LLAMA: A Low Latency Math Library for Secure Inference
- Kanav Gupta ,
- Deepak Kumaraswamy ,
- Nishanth Chandran ,
- Divya Gupta
Secure machine learning (ML) inference can provide meaningful privacy guarantees to both the client (holding sensitive input) and the server (holding sensitive weights of the ML model) while realizing inference-as-a-service. Although many specialized protocols exist for this task, including those in the preprocessing model (where a majority of the overheads are moved to an input independent offline phase), they all still suffer from large online complexity. Specifically, the protocol phase that executes once the parties know their inputs, has high communication, round complexity, and latency. Function Secret Sharing (FSS) based techniques offer an attractive solution to this in the trusted dealer model (where a dealer provides input independent correlated randomness to both parties), and 2PC protocols obtained based on these techniques have a very lightweight online phase.

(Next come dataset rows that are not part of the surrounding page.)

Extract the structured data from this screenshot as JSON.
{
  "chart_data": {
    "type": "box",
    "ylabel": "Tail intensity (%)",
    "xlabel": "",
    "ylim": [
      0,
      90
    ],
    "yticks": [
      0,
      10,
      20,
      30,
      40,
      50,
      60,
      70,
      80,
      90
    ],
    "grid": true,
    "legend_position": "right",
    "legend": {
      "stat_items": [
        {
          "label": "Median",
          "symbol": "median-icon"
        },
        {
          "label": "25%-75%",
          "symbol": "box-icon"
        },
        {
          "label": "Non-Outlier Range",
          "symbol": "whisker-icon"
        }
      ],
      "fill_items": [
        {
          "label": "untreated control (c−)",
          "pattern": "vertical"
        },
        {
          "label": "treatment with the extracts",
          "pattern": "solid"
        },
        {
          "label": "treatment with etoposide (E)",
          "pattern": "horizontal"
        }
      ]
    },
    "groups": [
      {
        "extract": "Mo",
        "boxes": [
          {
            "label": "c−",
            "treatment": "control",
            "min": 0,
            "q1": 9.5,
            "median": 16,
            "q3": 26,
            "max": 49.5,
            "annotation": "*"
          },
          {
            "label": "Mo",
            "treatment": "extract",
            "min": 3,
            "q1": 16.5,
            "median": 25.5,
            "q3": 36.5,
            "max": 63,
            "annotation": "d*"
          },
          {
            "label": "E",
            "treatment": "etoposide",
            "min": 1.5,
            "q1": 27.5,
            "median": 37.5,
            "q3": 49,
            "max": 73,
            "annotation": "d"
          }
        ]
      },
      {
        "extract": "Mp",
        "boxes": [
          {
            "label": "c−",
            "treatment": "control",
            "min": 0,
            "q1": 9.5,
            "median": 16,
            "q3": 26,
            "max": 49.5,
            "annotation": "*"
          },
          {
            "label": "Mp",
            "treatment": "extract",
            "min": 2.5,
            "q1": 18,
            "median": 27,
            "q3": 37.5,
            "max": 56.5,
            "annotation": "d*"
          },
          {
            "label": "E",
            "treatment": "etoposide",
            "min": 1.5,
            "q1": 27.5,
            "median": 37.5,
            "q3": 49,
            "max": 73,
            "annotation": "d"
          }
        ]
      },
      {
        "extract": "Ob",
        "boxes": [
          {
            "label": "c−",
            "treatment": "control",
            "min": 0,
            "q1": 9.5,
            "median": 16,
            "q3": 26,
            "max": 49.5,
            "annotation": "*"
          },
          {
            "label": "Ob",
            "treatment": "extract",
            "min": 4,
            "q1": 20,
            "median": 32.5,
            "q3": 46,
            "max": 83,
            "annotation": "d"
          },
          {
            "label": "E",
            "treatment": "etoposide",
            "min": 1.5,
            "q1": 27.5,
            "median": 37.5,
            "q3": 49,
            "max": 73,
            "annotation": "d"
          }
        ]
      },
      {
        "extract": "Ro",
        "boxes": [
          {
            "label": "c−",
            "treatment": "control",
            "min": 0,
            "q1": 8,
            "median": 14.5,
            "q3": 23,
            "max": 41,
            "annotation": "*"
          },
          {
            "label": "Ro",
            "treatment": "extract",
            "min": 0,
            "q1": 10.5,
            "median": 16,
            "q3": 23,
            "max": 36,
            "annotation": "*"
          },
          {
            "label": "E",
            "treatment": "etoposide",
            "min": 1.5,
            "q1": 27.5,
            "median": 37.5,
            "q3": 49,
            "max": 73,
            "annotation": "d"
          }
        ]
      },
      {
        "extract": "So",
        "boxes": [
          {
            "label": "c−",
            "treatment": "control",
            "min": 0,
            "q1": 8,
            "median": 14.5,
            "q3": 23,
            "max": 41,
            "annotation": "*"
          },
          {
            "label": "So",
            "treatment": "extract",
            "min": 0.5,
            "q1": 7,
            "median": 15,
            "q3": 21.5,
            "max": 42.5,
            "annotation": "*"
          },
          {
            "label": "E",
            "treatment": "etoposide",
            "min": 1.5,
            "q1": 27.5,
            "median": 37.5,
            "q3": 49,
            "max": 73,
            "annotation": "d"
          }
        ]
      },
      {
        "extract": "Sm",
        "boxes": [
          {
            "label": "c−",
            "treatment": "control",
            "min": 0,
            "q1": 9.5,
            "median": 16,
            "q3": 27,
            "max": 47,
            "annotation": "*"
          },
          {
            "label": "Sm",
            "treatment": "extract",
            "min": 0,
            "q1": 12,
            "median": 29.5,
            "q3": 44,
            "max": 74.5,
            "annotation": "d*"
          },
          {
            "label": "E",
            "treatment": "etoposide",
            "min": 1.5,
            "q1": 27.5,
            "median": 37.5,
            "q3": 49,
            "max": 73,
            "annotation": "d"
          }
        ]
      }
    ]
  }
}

Unfortunately, current FSS-based 2PC works (AriaNN, PoPETS 2022; Boyle et al. Eurocrypt 2021; Boyle et al. TCC 2019) fall short of providing a complete solution to secure inference. First, they lack support for math functions (e.g., sigmoid, and reciprocal square root) and hence, are insufficient for a large class of inference algorithms (e.g. recurrent neural networks). Second, they restrict all values in the computation to be of the same bitwidth and this prevents them from benefitting from efficient float-to-fixed converters such as Tensorflow Lite that crucially use low bitwidth representations and mixed bitwidth arithmetic.
In this work, we present LLAMA — an end-to-end, FSS based, secure inference library supporting precise low bitwidth computations (required by converters) as well as provably precise math functions; thus, overcoming all the drawbacks listed above. We perform an extensive evaluation of LLAMA and show that when compared with non-FSS based libraries supporting mixed bitwidth arithmetic and math functions (SIRNN, IEEE S&P 2021), it has at least an order of magnitude lower communication, rounds, and runtimes. We integrate LLAMA with the EzPC framework (IEEE EuroS&P 2019) and demonstrate its robustness by evaluating it on large benchmarks (such as ResNet-50 on the ImageNet dataset) as well as on benchmarks considered in AriaNN — here too LLAMA outperforms prior work.